I have been struggled with my weight for what feels like all of my life. I have tried most diets, fads, and attempted many "lifestyle changes." sep 2012 I even broke down and tried the medication route. A year ago I was at my lowest weight ever i had ever been as an adult and felt great. ( minus the heart palpitations and fast heart rate ). But then the weight started creeping up. I went off the meds and the pounds, slowly at first and then what seemed like a steady rise, have almost all returned to me.
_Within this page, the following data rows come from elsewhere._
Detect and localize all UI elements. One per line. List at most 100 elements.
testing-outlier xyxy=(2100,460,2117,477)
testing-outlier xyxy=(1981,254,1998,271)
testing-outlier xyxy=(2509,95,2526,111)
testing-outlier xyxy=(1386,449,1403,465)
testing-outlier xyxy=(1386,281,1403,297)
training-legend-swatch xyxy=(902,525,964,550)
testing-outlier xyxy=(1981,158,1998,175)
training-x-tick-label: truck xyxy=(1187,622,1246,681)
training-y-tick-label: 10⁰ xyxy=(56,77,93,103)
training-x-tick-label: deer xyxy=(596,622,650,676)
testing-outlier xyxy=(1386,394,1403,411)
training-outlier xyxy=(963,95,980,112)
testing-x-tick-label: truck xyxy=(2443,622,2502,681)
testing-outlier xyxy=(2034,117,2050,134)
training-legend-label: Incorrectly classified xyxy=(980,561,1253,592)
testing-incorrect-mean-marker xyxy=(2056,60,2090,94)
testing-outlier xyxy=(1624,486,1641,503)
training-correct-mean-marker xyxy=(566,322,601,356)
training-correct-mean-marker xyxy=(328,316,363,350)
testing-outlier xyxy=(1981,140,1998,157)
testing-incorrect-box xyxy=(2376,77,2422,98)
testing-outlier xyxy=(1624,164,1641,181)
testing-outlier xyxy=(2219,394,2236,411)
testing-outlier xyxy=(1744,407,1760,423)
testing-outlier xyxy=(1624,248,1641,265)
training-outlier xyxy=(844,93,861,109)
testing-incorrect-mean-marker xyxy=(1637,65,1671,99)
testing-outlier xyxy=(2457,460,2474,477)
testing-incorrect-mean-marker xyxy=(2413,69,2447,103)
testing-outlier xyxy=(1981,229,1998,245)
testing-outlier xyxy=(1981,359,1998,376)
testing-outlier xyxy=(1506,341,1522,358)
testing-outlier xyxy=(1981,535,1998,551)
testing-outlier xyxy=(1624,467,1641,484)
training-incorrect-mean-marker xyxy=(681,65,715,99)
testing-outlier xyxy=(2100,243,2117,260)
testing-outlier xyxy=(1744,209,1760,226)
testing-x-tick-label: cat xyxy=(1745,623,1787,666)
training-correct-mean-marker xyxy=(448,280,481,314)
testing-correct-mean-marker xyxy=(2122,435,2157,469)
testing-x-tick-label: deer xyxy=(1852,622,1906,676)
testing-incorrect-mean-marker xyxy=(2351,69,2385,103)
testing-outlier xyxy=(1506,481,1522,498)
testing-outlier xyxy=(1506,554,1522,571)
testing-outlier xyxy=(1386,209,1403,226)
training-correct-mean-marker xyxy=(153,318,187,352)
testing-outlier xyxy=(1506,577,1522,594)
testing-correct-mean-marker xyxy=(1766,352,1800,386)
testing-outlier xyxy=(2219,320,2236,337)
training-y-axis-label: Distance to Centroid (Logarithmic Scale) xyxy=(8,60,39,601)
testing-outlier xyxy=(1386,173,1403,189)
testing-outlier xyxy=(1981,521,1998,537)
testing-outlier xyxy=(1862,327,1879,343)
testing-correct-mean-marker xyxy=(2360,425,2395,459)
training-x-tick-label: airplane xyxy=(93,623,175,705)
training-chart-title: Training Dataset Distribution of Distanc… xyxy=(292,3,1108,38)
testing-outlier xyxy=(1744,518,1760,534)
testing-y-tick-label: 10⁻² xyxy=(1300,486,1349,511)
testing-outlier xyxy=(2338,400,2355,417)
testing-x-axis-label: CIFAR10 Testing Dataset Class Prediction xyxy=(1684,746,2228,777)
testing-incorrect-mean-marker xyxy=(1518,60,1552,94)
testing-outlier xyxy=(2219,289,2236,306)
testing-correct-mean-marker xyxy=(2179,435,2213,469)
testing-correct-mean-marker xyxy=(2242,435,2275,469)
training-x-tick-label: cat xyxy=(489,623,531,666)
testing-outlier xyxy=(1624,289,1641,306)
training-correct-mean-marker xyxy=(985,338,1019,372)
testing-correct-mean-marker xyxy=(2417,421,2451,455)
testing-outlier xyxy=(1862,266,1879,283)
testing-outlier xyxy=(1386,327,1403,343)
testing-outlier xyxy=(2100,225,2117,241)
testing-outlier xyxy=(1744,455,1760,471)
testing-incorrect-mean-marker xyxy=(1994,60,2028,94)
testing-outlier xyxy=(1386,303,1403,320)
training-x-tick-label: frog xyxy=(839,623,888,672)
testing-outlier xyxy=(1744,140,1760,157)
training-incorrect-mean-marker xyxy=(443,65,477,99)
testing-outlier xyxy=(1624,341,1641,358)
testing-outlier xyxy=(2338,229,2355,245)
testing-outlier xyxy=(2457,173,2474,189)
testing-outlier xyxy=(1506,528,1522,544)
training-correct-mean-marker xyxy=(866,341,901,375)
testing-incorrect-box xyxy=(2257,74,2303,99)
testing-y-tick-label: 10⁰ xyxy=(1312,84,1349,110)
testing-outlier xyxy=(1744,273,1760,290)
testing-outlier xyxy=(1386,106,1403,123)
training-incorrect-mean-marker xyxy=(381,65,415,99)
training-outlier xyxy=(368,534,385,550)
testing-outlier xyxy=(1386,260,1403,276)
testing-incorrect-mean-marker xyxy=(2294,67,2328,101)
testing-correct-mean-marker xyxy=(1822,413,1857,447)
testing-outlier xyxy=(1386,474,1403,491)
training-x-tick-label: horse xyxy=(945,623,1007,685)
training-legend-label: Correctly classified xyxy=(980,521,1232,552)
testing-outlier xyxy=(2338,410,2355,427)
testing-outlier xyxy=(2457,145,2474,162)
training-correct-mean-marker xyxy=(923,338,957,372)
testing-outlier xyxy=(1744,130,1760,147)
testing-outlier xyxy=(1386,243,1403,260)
I don't know if my shame comes from the fact that I have gained this weight back, or that I let myself believe in the "magic pills" in the first place. It is likely both.
I am a registered nurse who works on a critical care cardiac unit. I council patients on making healthier lifestyle changes on a regular basis. I am continually baffled by the fact that I know better. That I can tell others what will work, support them along the way, and cannot seem to do the same for myself.
In addition to working full time, I am a wife, mother of 3, and student. To say life is stressful would be an understatement. But that excuse, is still an excuse. I need to make some changes. I am here making another go of committing to myself and making some changes for better health.
Thanks for listening to my story.

It's fantastic that you carry all that knowledge and you should definitely put to good use on yourself, in addition to your patients. Although you may feel shame for gaining the weight back, you can feel so much more pride when you lose it again in a healthy, fit way
Also, I have decided that I will only eat 3 meals and one snack a day. Breakfast is always oatmeal which I do sweeten with Stevia and cinnamon. I have lunch and then a snack around 4pm which is usually a hardboiled egg or a string cheese. The reason? Snacking make me more obsessed with eating and just knowing that I've eaten and I"m done, it takes a lot of the guesswork out. Again, these are just things that work for me but if you can get anything out of it, then that's awesome. If not, you'll figure it out...just keep reading on here and find what you can live with.